Inner Sanctum


These pictures prove that I finally did get permission to enter the radiation treatment room. I was allowed in while Corinne was being prepared for a session, but (with everyone else except Corinne) I had to leave before the dangerous rays started shooting. She would ask them, “If this is so safe, why won’t one of you stay here and hold my hand?” They just smiled. And left.

With the exception of surgery, I have never been separated from Corinne for so long during her cancer treatments. And the surgeries have been one-time events. With days off for snow, radiation treatments took over four weeks for us and, between the time Corinne disappears into the dressing room and when she returns, it’s usually 30-45 minutes. Day after day, I waited in the lobby. I read a book. I kept up to date on New Yorker cartoons. I read another book. I visited our old friends in other departments: chemo nurses, lab techs, shot nurses, doctors’ secretaries and assistants. I made a new friend in the billing department whose desk was across from my favorite place to sit. I gathered clinic insider information (and gossip) that might help us more easily navigate the system in the future.

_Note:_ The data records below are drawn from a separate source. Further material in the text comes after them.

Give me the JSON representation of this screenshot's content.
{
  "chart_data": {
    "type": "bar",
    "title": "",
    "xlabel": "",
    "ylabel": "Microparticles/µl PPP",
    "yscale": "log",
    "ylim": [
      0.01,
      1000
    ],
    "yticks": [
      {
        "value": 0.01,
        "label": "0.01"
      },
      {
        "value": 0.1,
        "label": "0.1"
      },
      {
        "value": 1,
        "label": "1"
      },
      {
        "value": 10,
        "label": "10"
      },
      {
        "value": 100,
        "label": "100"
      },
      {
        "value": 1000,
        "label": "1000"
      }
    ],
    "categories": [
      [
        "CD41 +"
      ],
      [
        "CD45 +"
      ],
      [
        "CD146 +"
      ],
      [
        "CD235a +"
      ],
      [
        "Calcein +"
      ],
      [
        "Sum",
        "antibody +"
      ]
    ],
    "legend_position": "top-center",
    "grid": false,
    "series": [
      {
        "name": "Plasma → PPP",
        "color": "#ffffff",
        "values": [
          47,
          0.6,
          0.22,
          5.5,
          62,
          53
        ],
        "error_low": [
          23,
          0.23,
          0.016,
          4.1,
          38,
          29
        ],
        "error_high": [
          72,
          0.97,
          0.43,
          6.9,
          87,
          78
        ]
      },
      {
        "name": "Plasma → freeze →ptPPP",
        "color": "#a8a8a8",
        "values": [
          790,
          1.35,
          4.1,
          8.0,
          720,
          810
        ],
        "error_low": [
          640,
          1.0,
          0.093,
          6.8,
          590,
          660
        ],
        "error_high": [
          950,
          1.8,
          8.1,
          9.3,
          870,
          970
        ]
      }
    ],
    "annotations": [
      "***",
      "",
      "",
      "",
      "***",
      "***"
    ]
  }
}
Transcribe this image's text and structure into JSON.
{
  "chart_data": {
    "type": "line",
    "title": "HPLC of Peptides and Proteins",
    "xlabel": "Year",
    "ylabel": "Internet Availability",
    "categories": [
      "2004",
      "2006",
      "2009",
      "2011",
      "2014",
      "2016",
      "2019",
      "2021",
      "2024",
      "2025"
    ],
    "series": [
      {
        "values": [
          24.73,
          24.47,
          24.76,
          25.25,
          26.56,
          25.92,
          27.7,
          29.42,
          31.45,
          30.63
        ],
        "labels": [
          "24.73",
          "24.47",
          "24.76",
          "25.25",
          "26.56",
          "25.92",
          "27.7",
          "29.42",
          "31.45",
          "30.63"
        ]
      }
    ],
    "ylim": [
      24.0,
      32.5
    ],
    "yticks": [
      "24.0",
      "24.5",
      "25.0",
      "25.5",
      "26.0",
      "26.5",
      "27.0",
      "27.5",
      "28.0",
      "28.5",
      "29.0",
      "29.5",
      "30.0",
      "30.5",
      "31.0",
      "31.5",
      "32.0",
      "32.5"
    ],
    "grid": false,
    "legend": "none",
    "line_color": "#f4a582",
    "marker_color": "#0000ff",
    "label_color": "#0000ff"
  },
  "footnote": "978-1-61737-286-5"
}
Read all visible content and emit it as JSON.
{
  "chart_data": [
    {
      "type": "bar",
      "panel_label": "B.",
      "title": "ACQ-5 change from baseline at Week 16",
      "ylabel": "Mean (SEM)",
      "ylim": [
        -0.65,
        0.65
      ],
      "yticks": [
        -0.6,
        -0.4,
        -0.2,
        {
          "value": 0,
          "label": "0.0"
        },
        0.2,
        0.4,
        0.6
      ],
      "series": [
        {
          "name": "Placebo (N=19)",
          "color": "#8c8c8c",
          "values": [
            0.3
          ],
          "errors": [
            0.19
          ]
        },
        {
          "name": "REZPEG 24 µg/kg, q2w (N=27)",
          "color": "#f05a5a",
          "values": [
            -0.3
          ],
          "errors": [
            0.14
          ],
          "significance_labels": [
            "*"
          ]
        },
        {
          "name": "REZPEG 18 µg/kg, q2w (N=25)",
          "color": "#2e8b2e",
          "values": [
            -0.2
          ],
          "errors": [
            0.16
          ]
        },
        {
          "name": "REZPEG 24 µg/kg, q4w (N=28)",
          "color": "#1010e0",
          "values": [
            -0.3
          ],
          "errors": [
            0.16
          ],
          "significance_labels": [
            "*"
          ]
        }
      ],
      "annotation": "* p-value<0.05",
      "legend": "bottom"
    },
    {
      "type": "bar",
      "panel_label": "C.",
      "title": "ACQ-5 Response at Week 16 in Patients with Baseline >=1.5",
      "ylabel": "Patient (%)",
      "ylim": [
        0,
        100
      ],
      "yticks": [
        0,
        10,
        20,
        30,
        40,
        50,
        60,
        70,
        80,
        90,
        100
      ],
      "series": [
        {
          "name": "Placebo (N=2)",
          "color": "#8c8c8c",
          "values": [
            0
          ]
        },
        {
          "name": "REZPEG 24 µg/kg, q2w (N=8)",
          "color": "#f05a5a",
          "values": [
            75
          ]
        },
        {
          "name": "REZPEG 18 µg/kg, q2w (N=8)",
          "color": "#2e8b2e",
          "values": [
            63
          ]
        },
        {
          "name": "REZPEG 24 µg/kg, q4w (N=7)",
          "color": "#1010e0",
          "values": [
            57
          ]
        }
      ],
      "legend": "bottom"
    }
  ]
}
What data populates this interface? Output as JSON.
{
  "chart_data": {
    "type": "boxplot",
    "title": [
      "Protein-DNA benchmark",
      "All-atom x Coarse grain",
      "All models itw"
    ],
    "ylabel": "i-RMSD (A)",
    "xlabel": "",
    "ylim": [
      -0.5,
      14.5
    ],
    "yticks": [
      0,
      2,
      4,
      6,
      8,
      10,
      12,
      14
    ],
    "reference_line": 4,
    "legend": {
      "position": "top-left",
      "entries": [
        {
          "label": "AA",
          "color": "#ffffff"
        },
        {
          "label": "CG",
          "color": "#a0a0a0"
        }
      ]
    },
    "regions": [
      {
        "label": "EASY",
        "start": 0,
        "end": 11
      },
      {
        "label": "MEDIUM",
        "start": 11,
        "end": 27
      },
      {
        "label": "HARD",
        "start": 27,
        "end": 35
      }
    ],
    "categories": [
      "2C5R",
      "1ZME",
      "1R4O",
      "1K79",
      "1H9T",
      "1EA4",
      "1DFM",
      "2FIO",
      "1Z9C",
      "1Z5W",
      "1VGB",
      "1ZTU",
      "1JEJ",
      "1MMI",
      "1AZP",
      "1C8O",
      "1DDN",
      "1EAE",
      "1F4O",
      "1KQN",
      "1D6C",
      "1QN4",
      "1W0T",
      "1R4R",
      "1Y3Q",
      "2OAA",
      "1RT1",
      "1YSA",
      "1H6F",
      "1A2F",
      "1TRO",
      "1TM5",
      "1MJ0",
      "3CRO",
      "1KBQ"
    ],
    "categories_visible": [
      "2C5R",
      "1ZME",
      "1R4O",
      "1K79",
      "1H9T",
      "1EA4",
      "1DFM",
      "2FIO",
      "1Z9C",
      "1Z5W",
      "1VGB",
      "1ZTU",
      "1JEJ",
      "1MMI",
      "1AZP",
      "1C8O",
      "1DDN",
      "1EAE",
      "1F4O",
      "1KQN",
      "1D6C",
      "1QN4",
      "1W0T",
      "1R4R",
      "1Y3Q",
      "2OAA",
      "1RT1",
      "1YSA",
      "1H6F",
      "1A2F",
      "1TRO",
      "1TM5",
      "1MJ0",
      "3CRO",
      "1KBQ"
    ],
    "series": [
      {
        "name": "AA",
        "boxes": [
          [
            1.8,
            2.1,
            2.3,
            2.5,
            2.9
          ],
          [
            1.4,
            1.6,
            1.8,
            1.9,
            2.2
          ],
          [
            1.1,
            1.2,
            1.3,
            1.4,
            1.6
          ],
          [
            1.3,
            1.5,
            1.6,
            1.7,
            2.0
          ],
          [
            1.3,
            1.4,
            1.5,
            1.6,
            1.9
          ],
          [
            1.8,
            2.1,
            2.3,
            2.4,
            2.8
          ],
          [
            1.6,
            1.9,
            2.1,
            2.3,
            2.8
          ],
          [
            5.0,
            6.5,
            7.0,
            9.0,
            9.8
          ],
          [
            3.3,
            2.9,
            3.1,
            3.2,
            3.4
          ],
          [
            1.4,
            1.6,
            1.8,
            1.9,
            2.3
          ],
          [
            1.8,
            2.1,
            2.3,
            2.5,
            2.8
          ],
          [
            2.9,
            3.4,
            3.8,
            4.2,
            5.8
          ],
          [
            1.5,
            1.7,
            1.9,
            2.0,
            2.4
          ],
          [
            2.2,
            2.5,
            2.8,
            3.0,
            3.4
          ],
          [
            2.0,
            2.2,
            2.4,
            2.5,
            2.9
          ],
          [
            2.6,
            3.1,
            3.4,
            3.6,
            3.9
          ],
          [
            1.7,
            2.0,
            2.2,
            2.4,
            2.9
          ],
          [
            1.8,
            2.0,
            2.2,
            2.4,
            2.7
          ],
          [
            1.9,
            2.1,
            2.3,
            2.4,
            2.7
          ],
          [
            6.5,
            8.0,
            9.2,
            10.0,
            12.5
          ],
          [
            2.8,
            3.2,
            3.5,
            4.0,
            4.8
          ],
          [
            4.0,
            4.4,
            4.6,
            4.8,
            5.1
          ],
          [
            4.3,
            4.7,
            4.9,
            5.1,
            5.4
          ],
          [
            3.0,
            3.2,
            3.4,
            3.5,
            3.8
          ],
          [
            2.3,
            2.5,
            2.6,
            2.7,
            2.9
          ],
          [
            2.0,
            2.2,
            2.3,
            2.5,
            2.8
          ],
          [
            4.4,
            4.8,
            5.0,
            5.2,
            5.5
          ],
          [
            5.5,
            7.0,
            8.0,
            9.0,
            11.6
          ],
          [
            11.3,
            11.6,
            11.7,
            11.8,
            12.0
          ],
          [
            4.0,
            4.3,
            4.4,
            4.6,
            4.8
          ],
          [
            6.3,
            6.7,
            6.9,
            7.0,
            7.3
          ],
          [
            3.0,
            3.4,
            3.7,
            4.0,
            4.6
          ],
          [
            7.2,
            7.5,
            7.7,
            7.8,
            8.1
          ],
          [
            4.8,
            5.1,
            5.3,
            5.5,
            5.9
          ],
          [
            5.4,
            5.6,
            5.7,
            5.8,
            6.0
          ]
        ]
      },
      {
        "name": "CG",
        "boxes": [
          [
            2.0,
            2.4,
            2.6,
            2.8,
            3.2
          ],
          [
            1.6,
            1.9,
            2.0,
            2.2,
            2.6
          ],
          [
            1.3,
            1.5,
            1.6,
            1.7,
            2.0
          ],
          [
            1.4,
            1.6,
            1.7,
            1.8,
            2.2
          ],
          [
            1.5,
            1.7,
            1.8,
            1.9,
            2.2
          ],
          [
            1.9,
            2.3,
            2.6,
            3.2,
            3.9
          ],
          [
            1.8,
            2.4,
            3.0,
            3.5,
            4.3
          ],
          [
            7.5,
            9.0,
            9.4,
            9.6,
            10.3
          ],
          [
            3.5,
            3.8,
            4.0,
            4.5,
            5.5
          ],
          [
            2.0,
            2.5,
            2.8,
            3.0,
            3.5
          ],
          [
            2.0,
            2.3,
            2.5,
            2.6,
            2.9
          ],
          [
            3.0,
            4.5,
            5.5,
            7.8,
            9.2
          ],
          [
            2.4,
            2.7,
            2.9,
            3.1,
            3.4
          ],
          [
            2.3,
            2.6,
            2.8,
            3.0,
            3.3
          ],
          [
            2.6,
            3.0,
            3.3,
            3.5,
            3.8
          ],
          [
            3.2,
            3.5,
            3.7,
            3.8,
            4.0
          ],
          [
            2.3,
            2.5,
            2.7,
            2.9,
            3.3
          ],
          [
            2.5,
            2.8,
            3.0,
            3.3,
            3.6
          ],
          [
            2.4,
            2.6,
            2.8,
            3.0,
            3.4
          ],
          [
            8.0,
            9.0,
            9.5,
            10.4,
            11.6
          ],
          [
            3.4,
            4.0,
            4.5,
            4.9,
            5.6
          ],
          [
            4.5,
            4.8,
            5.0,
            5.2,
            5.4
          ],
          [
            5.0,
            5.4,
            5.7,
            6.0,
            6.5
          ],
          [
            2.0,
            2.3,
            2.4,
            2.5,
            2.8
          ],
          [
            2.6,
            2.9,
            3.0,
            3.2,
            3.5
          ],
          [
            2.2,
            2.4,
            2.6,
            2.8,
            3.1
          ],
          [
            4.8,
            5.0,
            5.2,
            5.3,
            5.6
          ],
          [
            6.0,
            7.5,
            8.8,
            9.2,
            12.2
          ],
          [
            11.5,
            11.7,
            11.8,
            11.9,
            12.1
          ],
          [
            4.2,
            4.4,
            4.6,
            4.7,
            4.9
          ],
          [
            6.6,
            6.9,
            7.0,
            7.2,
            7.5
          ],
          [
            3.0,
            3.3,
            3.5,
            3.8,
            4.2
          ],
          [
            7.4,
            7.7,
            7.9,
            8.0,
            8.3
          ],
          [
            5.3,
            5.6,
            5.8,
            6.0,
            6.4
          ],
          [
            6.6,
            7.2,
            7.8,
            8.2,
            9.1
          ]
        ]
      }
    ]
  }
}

I got to know the husband of a woman who has radiation each day at the same time as Corinne. We talked about our wives’ cancers. And their treatment regimens. And their side effects. And our families’ histories with cancer. But we never talked about our own challenges or problems as Caregivers. I have some reason to believe that it is common for Caregivers to ignore our own issues as we focus so completely on this life-or-death battle of our loved-ones.